Chloride intracellular channel 1 is an important factor in the lymphatic metastasis of hepatocarcinoma

• Published in: Biomedicine & pharmacotherapy Vol. 66; no. 3; pp. 167 - 172
• Main Authors: Li, Rong-Kuan, Zhang, Jun, Zhang, Yu-Hong, Li, Miao-Ling, Wang, Mei, Tang, Jian-Wu
• Format: Journal Article
• Language: English
• Published: France Elsevier SAS 01.04.2012
• Subjects: Animals; Apoptosis - genetics; Carcinoma, Hepatocellular - genetics; Carcinoma, Hepatocellular - pathology; Cell Division - genetics; Cell Growth Processes - genetics; Cell Line, Tumor; Cell Movement - genetics; Chloride Channels - genetics; CLIC1; Down-Regulation; G2 Phase - genetics; Hepatocarcinoma; Internal Medicine; Liver Neoplasms - genetics; Liver Neoplasms - pathology; Lymphatic Metastasis; Medical Education; Mice; Neoplasm Invasiveness - genetics; RNA interference; RNA, Messenger - genetics; RNA, Small Interfering - genetics; Transfection - methods; Lymphatic metastasis; Hepatocarcinoma; RNA interference; CLIC1
• ISSN: 0753-3322; 1950-6007
• DOI: 10.1016/j.biopha.2011.10.002

Abstract We have previously demonstrated that chloride intracellular channel 1 (CLIC1) is involved in the lymphatic metastasis of tumors.

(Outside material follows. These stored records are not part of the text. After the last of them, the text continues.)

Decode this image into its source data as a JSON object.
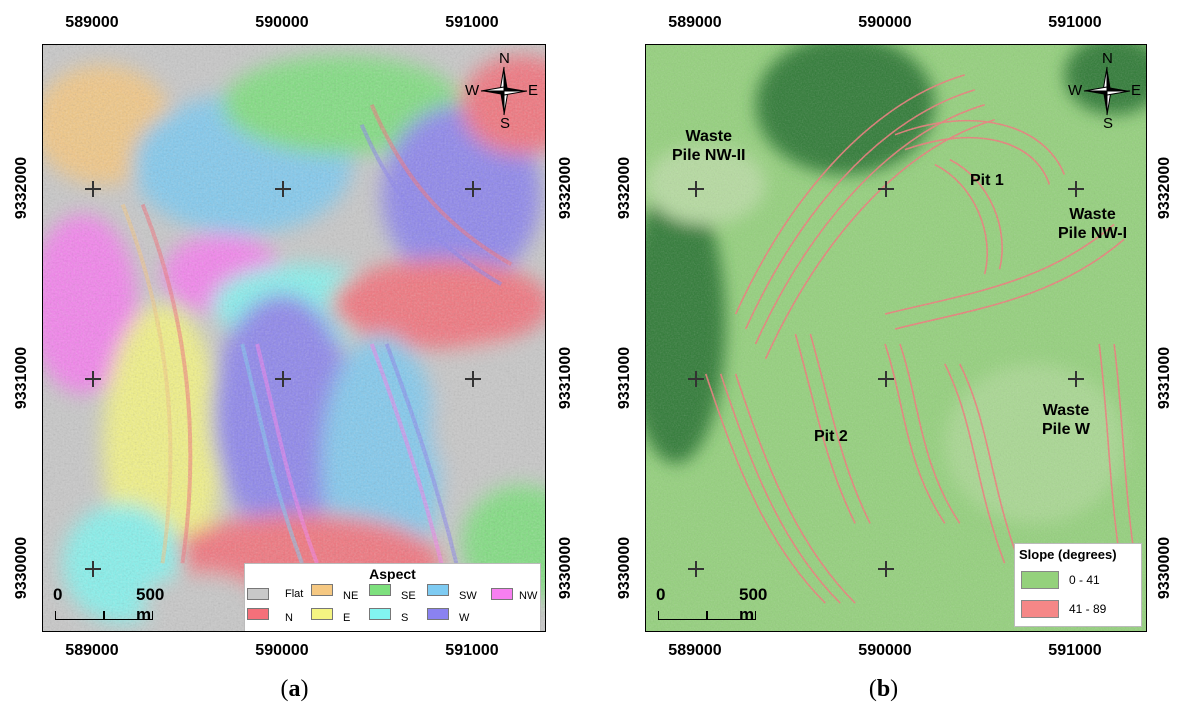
{
  "panels": [
    {
      "caption_open": "(",
      "caption_letter": "a",
      "caption_close": ")",
      "x_ticks": [
        "589000",
        "590000",
        "591000"
      ],
      "y_ticks": [
        "9332000",
        "9331000",
        "9330000"
      ],
      "compass": {
        "n": "N",
        "s": "S",
        "e": "E",
        "w": "W"
      },
      "scale": {
        "start": "0",
        "end": "500 m"
      },
      "legend": {
        "title": "Aspect",
        "items": [
          {
            "label": "Flat",
            "color": "#c8c8c8"
          },
          {
            "label": "NE",
            "color": "#f5c882"
          },
          {
            "label": "SE",
            "color": "#7de07d"
          },
          {
            "label": "SW",
            "color": "#7ecbf2"
          },
          {
            "label": "NW",
            "color": "#f77ff0"
          },
          {
            "label": "N",
            "color": "#f5707a"
          },
          {
            "label": "E",
            "color": "#f5f582"
          },
          {
            "label": "S",
            "color": "#82f5f0"
          },
          {
            "label": "W",
            "color": "#8a82f0"
          }
        ]
      }
    },
    {
      "caption_open": "(",
      "caption_letter": "b",
      "caption_close": ")",
      "x_ticks": [
        "589000",
        "590000",
        "591000"
      ],
      "y_ticks": [
        "9332000",
        "9331000",
        "9330000"
      ],
      "compass": {
        "n": "N",
        "s": "S",
        "e": "E",
        "w": "W"
      },
      "scale": {
        "start": "0",
        "end": "500 m"
      },
      "legend": {
        "title": "Slope (degrees)",
        "items": [
          {
            "label": "0 - 41",
            "color": "#94d17c"
          },
          {
            "label": "41 - 89",
            "color": "#f58787"
          }
        ]
      },
      "area_labels": {
        "waste_nw2": [
          "Waste",
          "Pile NW-II"
        ],
        "pit1": "Pit 1",
        "waste_nw1": [
          "Waste",
          "Pile NW-I"
        ],
        "pit2": "Pit 2",
        "waste_w": [
          "Waste",
          "Pile W"
        ]
      }
    }
  ]
}
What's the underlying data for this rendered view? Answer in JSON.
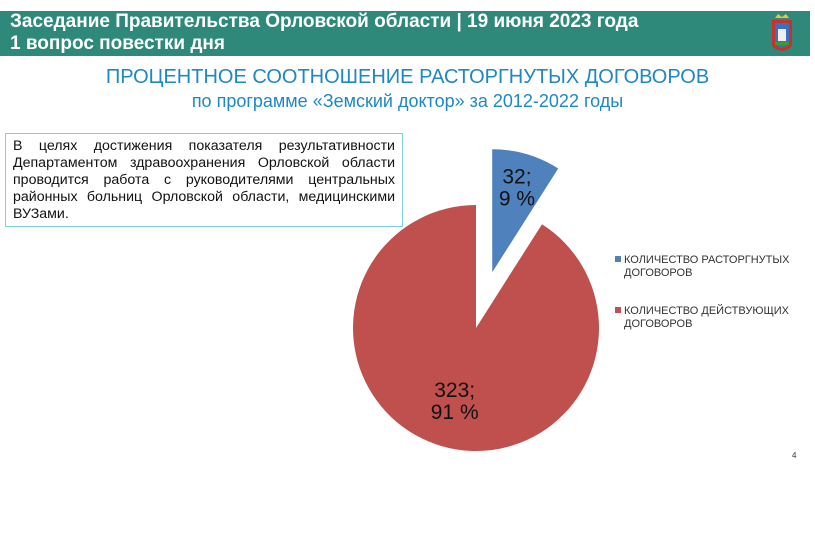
{
  "header": {
    "line1": "Заседание Правительства Орловской области | 19 июня 2023 года",
    "line2": "1 вопрос повестки дня",
    "background": "#2e897b",
    "emblem_icon": "orel-oblast-coat-of-arms"
  },
  "note": "В целях достижения показателя результативности Департаментом здравоохранения Орловской области проводится работа с руководителями центральных районных больниц Орловской области, медицинскими ВУЗами.",
  "page_number": "4",
  "chart_data": {
    "type": "pie",
    "title": "ПРОЦЕНТНОЕ СООТНОШЕНИЕ РАСТОРГНУТЫХ ДОГОВОРОВ",
    "subtitle": "по программе «Земский доктор» за 2012-2022 годы",
    "legend_position": "right",
    "exploded": "КОЛИЧЕСТВО РАСТОРГНУТЫХ ДОГОВОРОВ",
    "series": [
      {
        "name": "КОЛИЧЕСТВО РАСТОРГНУТЫХ ДОГОВОРОВ",
        "value": 32,
        "percent": 9,
        "label_value": "32;",
        "label_percent": "9 %",
        "color": "#4f81bd"
      },
      {
        "name": "КОЛИЧЕСТВО ДЕЙСТВУЮЩИХ ДОГОВОРОВ",
        "value": 323,
        "percent": 91,
        "label_value": "323;",
        "label_percent": "91 %",
        "color": "#c0504d"
      }
    ]
  }
}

In this study, a self-designed shRNA sequence of mouse CLIC1 gene was synthesized and inserted into a pGPU6/GFP/Neo plasmid, then stably transfected into mouse hepatic carcinoma cell line Hca-F cells to down-regulate the expression of CLIC1 gene. The levels of expression of CLIC1 mRNA and protein were detected by real-time quantitative polymerase chain reaction (qRT-PCR) and western blot (WB) analysis, respectively. The down-regulation of CLIC1 enhanced proliferative activity, increased the ratio of G2/M and decreased percentage of apoptosis. In addition, the capability of migration and invasion decreased significantly. The results indicate that CLIC1 is a critical factor in the development of lymphatic metastasis.